Amazon ResearchAward: Geometry-aware 3D Human Body Animation from Still Photos

Type

Technology Transfer Contract

Start Date

14/03/2019

End Date

14/03/2020

Project illustration

Staff

Project Description

This is a project under an 2018 Amazon Research Award.

Being able to automatically generate 3D animations of the human body from a single image would open the door to many new exciting applications in different areas, including the movie industry, photography technologies, fashion and e-commerce business, to name a few. Recent advances in Generative Adversarial Networks (GANs) have shown impressive results for the related task of facial expression synthesis. In [Pumarola ECCV 2018] we introduced one such approach that anatomically encodes facial expressions in a continuous manifold. Automatic facial animation with GANs, however, has been addressed from a purely 2D perspective, being thus limited to single viewpoints, typically fronto- or quasifrontoparallel faces.

In this project, we will extend this problem to the full human body and varying viewpoints, and given a single photo of a person, we will research approaches to forecasting his/her motion and synthesizing the associated images, even when these involve different body orientations and changing postures.

Compared to face animation, bringing still images of the full body to life involves dealing with a much larger variability of body configurations and appearances due to the clothes. Concretely, addressing this complex endeavor requires resolving a number of sub-tasks including foreground-background segmentation, single-image 3D human pose and shape estimation, action recognition, motion prediction, and photorealistic image synthesis. Each one of these problems is, by itself, tremendously challenging.

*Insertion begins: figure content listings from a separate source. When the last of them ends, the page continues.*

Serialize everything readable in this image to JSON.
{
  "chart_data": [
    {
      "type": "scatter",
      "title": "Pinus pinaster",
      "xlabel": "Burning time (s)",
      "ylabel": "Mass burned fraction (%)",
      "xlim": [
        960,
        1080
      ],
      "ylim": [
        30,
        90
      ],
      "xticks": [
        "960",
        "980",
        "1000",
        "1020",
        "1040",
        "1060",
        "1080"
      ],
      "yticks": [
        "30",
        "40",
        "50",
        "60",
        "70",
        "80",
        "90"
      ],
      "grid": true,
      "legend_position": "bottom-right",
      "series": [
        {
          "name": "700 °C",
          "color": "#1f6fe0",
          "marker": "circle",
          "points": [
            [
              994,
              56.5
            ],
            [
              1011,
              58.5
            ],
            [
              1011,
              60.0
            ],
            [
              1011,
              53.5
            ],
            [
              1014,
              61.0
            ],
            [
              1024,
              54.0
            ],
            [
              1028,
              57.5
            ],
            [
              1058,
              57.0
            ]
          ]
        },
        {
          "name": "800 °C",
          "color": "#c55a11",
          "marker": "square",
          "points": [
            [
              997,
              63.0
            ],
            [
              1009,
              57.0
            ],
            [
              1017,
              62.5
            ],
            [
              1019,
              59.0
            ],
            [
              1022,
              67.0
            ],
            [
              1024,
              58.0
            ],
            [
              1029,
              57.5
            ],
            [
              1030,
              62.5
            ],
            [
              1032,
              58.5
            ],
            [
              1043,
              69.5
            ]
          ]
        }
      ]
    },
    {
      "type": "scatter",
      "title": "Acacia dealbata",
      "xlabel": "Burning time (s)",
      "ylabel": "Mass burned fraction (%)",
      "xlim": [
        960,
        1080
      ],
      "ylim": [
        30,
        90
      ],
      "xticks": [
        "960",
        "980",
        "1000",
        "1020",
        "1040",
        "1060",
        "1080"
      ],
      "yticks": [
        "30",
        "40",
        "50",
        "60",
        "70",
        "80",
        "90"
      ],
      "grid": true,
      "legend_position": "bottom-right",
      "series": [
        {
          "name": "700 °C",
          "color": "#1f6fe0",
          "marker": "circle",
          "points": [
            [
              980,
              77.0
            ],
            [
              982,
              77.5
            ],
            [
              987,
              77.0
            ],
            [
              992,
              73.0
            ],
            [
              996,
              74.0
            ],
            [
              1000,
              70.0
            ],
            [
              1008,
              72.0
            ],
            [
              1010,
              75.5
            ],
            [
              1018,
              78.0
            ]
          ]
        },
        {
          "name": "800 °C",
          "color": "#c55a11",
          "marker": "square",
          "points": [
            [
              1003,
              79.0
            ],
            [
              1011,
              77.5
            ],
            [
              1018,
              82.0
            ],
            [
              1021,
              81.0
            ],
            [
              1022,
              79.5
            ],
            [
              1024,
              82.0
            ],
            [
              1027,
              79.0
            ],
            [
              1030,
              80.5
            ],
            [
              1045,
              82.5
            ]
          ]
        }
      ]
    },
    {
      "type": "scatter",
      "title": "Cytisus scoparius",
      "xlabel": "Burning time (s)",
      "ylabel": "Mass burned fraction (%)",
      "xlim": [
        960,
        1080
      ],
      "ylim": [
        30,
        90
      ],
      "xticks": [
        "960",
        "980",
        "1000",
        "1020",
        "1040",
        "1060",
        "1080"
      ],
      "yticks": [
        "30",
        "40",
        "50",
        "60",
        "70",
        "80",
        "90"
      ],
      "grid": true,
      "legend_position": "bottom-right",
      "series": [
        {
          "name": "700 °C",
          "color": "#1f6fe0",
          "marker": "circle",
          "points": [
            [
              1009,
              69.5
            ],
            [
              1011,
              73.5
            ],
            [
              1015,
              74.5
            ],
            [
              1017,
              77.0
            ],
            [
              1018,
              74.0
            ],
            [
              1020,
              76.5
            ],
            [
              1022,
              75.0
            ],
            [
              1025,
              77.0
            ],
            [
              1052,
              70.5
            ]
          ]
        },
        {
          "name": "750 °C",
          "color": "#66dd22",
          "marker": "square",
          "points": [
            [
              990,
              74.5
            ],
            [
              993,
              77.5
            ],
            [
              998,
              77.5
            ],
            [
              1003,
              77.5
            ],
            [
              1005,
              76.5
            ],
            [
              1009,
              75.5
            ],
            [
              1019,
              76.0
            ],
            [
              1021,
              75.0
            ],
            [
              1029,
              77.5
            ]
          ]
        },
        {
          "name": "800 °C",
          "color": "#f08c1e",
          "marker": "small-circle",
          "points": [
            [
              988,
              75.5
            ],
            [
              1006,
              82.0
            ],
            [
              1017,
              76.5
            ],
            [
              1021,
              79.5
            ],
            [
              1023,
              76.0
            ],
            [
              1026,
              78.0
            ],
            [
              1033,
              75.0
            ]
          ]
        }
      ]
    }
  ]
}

Yet, we aim at developing GAN architectures able to tackle all of them by integrating different sources of information, either through novel geometry-aware differentiable modules able to estimate and predict human pose and shape, loss functions enforcing photorealism of the synthesized images, as well as attention mechanisms that focus on the region of the image where the person is located.

An additional difficulty is that there is no available dataset of human action video sequences annotated with accurate volumetric body shape parameters and background segmentation masks. Since this type of dataset is indeed very difficult to acquire, we will intend to develop approaches that use as little supervision as possible.